The Great Divide: How Three Major Databases Categorize the Same World

To illustrate these challenges, let's examine my three favorite databases: Instrumentl, Foundation Directory Online by Candid (FDO), and GrantStation. I’ve used all three extensively and seen firsthand how their differences can cause confusion.

Each platform's taxonomy reflects different specializations. Instrumentl's categories are heavily weighted toward community services and sciences, reflecting its unique inclusion of research grants.  FDO's categories allow precise targeting and broader exploration. GrantStation's categories streamline groupings for intuitive navigation.

"Types of support" classifications reveal similar specializations. All three recognize fundamental categories like general operating and capital support, but their granularity differs. For example, Instrumentl’s "education/outreach" is FDO's "policy, advocacy and systems reform," and GrantStation’s "advocacy."

What Makes Each Database Special

·      Instrumentl takes a broader approach to avoid over-filtering opportunities classified differently by funders. It also includes scientific research grants and integrates project management capabilities alongside grant discovery.

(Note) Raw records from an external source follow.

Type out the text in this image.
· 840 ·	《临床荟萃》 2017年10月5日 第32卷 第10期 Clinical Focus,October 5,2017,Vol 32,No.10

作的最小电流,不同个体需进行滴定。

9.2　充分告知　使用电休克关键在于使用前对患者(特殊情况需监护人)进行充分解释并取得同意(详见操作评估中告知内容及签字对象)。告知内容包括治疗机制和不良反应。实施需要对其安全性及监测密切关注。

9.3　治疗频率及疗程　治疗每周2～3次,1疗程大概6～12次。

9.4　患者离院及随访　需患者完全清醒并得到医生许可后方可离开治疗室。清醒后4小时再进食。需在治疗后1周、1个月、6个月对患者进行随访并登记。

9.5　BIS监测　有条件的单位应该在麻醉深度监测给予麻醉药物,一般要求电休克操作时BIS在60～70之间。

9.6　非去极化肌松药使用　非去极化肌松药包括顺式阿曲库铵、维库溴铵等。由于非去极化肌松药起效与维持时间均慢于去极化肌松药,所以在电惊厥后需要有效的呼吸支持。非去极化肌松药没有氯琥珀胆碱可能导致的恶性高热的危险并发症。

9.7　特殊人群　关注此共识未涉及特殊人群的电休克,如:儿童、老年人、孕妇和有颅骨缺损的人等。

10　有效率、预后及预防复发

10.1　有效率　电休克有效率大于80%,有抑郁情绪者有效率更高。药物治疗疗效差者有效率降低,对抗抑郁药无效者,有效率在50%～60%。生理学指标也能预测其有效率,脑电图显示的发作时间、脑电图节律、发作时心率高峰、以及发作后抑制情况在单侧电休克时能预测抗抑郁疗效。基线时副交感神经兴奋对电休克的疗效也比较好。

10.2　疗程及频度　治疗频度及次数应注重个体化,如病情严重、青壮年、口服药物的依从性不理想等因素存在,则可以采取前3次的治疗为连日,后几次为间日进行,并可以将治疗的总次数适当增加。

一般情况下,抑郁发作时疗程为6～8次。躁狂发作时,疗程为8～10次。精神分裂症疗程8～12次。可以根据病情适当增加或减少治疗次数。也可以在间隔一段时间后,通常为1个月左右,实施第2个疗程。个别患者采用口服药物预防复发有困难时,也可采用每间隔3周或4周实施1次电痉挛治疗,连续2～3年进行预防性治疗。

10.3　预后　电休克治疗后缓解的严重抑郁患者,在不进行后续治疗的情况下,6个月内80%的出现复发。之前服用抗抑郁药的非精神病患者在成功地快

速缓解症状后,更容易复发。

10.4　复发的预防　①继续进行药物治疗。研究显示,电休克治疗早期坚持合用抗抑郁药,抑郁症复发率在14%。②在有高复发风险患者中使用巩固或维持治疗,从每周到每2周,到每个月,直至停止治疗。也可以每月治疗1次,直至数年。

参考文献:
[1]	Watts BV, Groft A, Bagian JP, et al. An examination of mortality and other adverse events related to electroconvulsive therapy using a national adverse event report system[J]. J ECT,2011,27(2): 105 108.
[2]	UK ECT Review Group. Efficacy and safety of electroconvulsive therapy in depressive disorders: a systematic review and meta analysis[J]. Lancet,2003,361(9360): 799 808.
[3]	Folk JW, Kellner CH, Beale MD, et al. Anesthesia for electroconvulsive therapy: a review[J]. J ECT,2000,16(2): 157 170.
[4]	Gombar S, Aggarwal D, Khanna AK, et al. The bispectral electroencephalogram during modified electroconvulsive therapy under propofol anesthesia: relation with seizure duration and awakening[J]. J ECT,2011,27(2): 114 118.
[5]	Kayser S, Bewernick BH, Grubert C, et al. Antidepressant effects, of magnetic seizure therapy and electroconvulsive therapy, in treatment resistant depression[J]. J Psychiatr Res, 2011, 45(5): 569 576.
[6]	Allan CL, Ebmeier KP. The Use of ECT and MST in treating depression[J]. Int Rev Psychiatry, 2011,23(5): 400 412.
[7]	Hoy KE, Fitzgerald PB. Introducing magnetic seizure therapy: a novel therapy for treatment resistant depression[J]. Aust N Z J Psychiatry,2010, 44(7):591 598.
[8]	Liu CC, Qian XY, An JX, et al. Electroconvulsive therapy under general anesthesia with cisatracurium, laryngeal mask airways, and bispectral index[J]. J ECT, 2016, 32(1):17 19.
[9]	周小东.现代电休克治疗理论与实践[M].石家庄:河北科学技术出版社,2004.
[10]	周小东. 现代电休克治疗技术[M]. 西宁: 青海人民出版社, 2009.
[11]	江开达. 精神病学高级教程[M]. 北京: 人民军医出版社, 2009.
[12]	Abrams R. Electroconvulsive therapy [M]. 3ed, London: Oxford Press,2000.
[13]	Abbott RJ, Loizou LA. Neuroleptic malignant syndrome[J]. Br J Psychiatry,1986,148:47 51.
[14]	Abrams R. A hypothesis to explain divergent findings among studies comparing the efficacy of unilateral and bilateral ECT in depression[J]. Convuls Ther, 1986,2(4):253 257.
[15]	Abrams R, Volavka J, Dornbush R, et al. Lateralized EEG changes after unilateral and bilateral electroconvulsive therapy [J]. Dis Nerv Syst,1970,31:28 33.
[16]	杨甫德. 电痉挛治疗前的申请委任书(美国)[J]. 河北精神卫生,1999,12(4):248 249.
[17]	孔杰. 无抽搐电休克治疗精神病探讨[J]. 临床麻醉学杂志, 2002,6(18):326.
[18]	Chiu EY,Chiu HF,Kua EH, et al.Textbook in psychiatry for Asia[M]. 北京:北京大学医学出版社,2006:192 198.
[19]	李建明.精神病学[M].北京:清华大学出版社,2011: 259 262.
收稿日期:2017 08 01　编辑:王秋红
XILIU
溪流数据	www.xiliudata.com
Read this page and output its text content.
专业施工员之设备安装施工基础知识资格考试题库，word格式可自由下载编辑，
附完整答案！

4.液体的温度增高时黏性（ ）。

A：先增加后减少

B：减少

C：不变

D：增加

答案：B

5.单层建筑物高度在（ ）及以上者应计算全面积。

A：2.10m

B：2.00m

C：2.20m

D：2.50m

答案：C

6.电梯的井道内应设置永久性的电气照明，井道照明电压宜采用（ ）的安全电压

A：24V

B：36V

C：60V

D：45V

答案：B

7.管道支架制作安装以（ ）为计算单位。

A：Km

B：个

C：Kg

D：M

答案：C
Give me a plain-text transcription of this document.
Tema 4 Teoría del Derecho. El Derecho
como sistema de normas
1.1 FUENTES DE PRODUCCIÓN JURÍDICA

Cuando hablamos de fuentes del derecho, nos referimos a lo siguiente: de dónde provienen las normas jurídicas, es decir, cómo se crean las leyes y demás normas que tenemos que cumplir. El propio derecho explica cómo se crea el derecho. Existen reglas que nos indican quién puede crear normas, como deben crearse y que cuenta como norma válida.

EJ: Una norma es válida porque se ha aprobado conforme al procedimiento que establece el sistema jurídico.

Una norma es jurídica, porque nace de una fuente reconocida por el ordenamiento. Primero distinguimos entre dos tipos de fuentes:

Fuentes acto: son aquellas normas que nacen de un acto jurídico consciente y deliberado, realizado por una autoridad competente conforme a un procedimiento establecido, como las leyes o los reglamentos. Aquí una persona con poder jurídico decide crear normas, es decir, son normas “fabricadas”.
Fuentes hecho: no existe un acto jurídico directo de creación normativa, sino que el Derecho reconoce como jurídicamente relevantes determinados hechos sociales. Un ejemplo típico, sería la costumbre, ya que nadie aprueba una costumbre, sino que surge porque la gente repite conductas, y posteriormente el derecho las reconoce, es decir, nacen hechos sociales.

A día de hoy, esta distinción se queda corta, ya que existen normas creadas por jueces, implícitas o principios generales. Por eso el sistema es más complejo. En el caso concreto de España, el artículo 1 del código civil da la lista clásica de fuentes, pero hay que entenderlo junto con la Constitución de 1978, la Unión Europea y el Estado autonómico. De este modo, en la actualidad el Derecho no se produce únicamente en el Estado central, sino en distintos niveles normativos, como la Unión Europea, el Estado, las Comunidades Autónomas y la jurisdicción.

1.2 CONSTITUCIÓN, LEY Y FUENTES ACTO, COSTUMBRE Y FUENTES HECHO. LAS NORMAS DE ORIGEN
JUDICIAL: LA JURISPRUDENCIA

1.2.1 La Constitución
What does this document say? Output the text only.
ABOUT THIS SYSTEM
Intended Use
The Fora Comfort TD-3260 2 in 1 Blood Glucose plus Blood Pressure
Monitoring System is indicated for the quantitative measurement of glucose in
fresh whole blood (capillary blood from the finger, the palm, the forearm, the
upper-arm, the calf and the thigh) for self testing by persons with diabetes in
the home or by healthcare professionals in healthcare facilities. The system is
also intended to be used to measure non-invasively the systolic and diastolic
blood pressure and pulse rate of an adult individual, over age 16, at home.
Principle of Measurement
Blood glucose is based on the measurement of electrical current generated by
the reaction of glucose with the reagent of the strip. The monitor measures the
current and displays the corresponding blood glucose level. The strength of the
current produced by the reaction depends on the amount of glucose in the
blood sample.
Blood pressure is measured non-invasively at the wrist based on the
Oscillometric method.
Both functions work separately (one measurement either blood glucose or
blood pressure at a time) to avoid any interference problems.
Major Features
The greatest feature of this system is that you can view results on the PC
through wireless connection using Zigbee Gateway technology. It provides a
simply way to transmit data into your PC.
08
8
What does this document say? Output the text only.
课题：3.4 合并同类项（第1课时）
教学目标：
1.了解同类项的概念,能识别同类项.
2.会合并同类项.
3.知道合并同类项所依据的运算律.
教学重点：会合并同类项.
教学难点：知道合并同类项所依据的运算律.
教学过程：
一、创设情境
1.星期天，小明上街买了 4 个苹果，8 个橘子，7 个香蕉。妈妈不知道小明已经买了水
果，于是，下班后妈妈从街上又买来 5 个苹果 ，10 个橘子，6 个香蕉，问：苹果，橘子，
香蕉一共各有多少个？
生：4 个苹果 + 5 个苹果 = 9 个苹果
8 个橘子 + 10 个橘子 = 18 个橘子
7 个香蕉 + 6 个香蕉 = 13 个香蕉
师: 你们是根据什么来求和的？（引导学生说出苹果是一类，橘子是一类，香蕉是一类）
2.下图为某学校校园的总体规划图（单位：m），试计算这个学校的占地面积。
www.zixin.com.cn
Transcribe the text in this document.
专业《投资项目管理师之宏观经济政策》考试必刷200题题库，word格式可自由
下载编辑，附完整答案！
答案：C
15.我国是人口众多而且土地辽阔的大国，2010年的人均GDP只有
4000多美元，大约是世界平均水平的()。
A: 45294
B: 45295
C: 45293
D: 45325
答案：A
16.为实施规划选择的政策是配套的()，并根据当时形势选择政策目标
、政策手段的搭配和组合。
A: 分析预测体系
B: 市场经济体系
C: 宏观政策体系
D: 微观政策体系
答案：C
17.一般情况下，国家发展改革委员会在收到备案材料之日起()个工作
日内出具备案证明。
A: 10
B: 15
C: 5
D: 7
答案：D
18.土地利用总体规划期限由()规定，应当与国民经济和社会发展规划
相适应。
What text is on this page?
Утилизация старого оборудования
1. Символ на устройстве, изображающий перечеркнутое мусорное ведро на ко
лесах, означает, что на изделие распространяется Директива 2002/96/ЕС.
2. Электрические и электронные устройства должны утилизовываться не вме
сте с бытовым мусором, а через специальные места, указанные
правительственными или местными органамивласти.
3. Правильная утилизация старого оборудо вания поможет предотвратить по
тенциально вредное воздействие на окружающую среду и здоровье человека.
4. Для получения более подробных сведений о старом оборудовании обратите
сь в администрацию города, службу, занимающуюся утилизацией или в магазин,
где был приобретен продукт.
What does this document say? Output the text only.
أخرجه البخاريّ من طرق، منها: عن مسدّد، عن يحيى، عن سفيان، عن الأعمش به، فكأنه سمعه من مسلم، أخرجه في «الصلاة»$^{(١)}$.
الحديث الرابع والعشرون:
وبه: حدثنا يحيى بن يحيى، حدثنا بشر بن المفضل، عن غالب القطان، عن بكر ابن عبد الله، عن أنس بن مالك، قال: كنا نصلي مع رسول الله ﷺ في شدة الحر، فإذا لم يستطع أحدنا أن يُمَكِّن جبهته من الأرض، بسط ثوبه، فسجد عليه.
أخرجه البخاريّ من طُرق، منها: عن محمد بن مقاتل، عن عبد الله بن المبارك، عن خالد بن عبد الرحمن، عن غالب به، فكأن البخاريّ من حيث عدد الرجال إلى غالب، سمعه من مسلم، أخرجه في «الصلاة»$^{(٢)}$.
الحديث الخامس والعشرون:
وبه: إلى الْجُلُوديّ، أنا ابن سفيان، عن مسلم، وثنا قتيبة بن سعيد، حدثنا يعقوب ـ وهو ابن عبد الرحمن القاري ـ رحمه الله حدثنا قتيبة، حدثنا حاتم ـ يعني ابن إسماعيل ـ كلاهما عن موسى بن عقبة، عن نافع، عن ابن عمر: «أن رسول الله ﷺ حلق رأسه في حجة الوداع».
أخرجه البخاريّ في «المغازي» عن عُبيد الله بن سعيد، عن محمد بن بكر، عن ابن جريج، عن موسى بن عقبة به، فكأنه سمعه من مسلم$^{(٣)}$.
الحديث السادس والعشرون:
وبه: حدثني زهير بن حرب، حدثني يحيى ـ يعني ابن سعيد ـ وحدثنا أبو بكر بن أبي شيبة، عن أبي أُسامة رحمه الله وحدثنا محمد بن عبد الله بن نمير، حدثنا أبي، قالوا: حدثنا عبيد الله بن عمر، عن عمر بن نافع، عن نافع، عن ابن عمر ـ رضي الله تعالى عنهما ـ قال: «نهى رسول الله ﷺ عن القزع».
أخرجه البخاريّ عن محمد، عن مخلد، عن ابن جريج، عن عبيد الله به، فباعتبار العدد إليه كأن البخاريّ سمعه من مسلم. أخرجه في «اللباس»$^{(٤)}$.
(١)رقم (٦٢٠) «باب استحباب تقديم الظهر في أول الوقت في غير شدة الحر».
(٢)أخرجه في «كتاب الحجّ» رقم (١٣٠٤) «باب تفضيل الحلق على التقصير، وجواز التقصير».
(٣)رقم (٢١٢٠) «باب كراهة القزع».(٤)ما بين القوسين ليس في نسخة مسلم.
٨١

·      FDO offers an extensive corporate foundation database, capturing corporate giving programs that often fly under the radar. It also features "regranting" and "participatory grantmaking" as specific support types, increasingly important funding mechanisms.

·      GrantStation includes giving circles as a funder category, Canadian funding opportunities alongside US sources, and events/sponsorships as a support category, valuable for conferences, galas, or community events funding. Their accessible pricing makes comprehensive grant research possible for smaller organizations.

A Call for Common Ground

Database providers have an opportunity to better serve the grant community by working toward greater taxonomic alignment. This doesn't require abandoning unique strengths—the goal is interoperability, not homogenization. In other words, coordination, not conformity. It’s not about being the same, it’s about working in sync.

Academic databases share subject headings, and library systems use common classification schemes. Coordination can enhance rather than diminish individual platform value. A shared taxonomy framework would allow grant professionals to develop transferable search expertise and conduct more comprehensive research without getting lost in terminological translation.

Honoring the Hunt

Grant professionals deserve recognition for the detective work they perform daily. They navigate not just the substance of grants, but the structural inconsistencies that make comprehensive research more challenging than it needs to be.

By acknowledging and addressing taxonomic disconnects, database providers can honor the expertise of grant professionals while making their essential work more efficient. Sometimes the most powerful changes happen not in the spotlight, but in the infrastructure that makes everything else possible.

Do you think database providers should collaborate on common taxonomy standards? How would you make the case that this helps the entire grant community?